Плонский Александр
Здравствуй, это я
Александр Плонский
Здравствуй, это я
Фантастический рассказ
Это я, здравствуй!
Он вздрогнул от звонка, хотя еще минуту назад телепатическим чувством, необычайно обострившимся в последние годы, предощутил его и был к нему готов. Вскочил, словно катапультировался, сделал несколько суетливых движений, не сразу сориентировавшись в исхоженном пространстве убежища. Сорвал трубку и, еще не поднеся к уху, крикнул:
- Да! - И, точно боясь, что не будет услышан, повторил несколько раз: Да! Да! Да!
- Это я, - пробился сквозь шумы дальний голос.
- Ты... - произнес он с облегчением, хотя знал, что никто другой не позвонит ему, даже случайно, по ошибке. - Здравствуй, солнышко!
- Как ты себя чувствуешь, здоров ли?
- У меня все хорошо... Всё, слышишь?
- И у меня, родной мой...
Голос в трубке звучал печально и отрешенно. Так, вероятно, звучал бы голос, достигший звезд и отраженный ими через ледяную безжизненную пустошь, которая не может не наложить отпечатка щемящей грусти.
Он слушал этот любимый голос, как слушают музыку, - не вникая рассудочно в каждую ноту, а единым, нерасчленимым на части целым. Слушал неутолимо, подстегивал вопросами:
- А помнишь нашу первую встречу?
- Помню, родной. На мне было оранжевое платье.
- Ты была в нем прекрасна. Впрочем, ты была прекрасна всегда. Самая прекрасная из женщин, единственная моя!

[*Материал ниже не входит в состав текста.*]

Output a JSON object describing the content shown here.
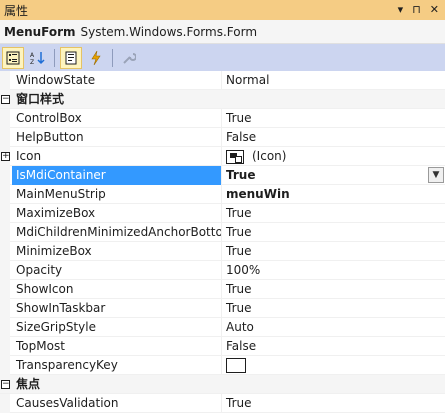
{
  "panel": {
    "title": "属性",
    "controls": {
      "dropdown": "▾",
      "pin": "⊓",
      "close": "✕"
    }
  },
  "object": {
    "name": "MenuForm",
    "type": "System.Windows.Forms.Form"
  },
  "toolbar": {
    "buttons": [
      "categorized-icon",
      "alphabetical-icon",
      "properties-icon",
      "events-icon",
      "property-pages-icon"
    ]
  },
  "rows": {
    "r0": {
      "name": "WindowState",
      "value": "Normal"
    },
    "cat1": {
      "label": "窗口样式",
      "toggle": "−"
    },
    "r1": {
      "name": "ControlBox",
      "value": "True"
    },
    "r2": {
      "name": "HelpButton",
      "value": "False"
    },
    "r3": {
      "name": "Icon",
      "value": "(Icon)",
      "toggle": "+"
    },
    "r4": {
      "name": "IsMdiContainer",
      "value": "True"
    },
    "r5": {
      "name": "MainMenuStrip",
      "value": "menuWin"
    },
    "r6": {
      "name": "MaximizeBox",
      "value": "True"
    },
    "r7": {
      "name": "MdiChildrenMinimizedAnchorBottom",
      "value": "True"
    },
    "r8": {
      "name": "MinimizeBox",
      "value": "True"
    },
    "r9": {
      "name": "Opacity",
      "value": "100%"
    },
    "r10": {
      "name": "ShowIcon",
      "value": "True"
    },
    "r11": {
      "name": "ShowInTaskbar",
      "value": "True"
    },
    "r12": {
      "name": "SizeGripStyle",
      "value": "Auto"
    },
    "r13": {
      "name": "TopMost",
      "value": "False"
    },
    "r14": {
      "name": "TransparencyKey",
      "value": "",
      "color": "#ffffff"
    },
    "cat2": {
      "label": "焦点",
      "toggle": "−"
    },
    "r15": {
      "name": "CausesValidation",
      "value": "True"
    }
  },
  "colors": {
    "selection": "#3399ff",
    "toolbar": "#ccd5f0",
    "titlebar": "#f5cc84"
  }
}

- Почему ты не говорил так раньше...
- В словах не было нужды. Это сейчас мы не можем без них обойтись.
- Да, не можем.
- Слова, одни слова... Я так тоскую по тебе, а вот сказал, и получилось банально.

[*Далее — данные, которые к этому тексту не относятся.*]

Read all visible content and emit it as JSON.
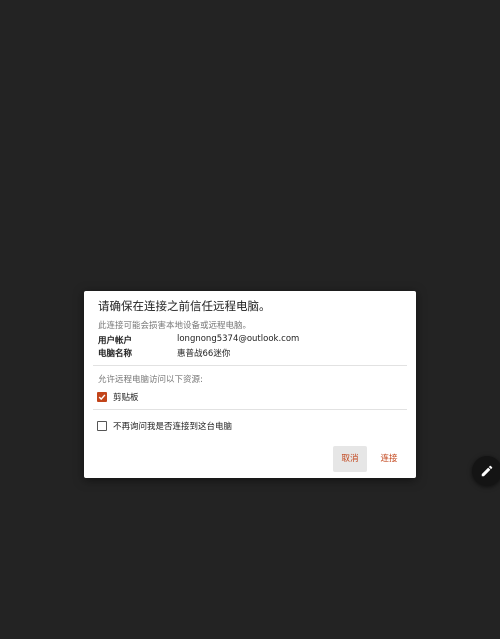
{
  "dialog": {
    "title": "请确保在连接之前信任远程电脑。",
    "subtitle": "此连接可能会损害本地设备或远程电脑。",
    "info": [
      {
        "label": "用户帐户",
        "value": "longnong5374@outlook.com"
      },
      {
        "label": "电脑名称",
        "value": "惠普战66迷你"
      }
    ],
    "resources_label": "允许远程电脑访问以下资源:",
    "clipboard": {
      "label": "剪贴板",
      "checked": true
    },
    "dont_ask": {
      "label": "不再询问我是否连接到这台电脑",
      "checked": false
    },
    "buttons": {
      "cancel": "取消",
      "connect": "连接"
    }
  },
  "fab": {
    "icon": "pencil-icon"
  },
  "colors": {
    "background": "#232323",
    "dialog": "#ffffff",
    "accent": "#c2441a",
    "cancel_button_bg": "#e6e6e6"
  }
}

- О нет, неправда. Искренность не бывает банальной.
- Ты думаешь... - он умолк на минуту, словно размышлял: согласиться или не согласиться, но, так и не решив, спросил снова. - А помнишь нашу рощу?
- Конечно, помню.
- А помнишь закат на той реке, когда мы...
- Помню.
- А помнишь...
- Я помню всё, родной мой, как и ты. Ведь мы живы воспоминаниями. Но мне пора...
- Как, уже?
- Я постараюсь позвонить завтра.
Умолк звездный голос, а он продолжал мучительно неотвязный разговор. Сам с собой.
- А помнишь... А помнишь...
Когда-то мысль о разлуке показалась им дикой до нелепости.

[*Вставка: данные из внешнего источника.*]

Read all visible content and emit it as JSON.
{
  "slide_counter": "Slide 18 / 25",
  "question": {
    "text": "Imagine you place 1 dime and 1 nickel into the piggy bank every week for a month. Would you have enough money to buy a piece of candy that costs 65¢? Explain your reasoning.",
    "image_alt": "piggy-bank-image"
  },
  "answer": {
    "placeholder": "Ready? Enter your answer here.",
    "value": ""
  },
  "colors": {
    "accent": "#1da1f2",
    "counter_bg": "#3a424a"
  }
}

- Интересно, смогли бы мы жить друг без друга? - сорвалось у него однажды.
- Замолчи! - закрыла она ему рот ладонью. - Мне жутко об этом даже подумать. Мы не расстанемся никогда, ведь правда?
- Правда, - подтвердил он.
Увы... Звонит телефон, и в трубке слышится:
- Это я...
Большего уже не дано.
Время между звонками тянется как вязкая, липучая, аморфная масса. Он меряет шагами убежище, ставшее для него пожизненной одиночной камерой. Изредка подходит к герметически закупоренному окну и вглядывается в желтый туман, застилающий всё вокруг, - мертвые, без единого огонька, громады домов и пустынные улицы, на которых нет и никогда не будет движения, - и чувствует себя беспомощным робинзоном, по недоразумению заброшенным на крошечный островок жизни и света, неизвестно кем и, главное, зачем сохраняемый в безлюдном мертвом океане, где нет ни берегов ни горизонта...
Ему хочется разбить окно, выброситься в желтый туман и разделить участь остальных людей. Но его останавливает мысль, что в опустевшем убежище зазвонит телефон, и некому будет снять трубку и услышать: "Это я...", и ответить: "Здравствуй, солнышко, как я рад, что ты позвонила!"
Он отходит от слепого окна в слепую глубь убежища и топчет, топчет, топчет бетонный пол. Голод подталкивает его к кормушке с питательной смесью. Брезгливо проглатывая пахнущую нефтью слизь, он думает: как могло случиться, что человечество, мнившее себя изначально вечным, оказалось на удивление хрупким и уязвимым...
"Кто я - счастливец, уцелевший в апокалипсисе, или жертва, обреченная на медленное умирание? И кто все мы, населявшие Землю, - плод неудавшегося эксперимента, черновой набросок будущего совершенства, очередное звено в нескончаемой цепи проб и ошибок?"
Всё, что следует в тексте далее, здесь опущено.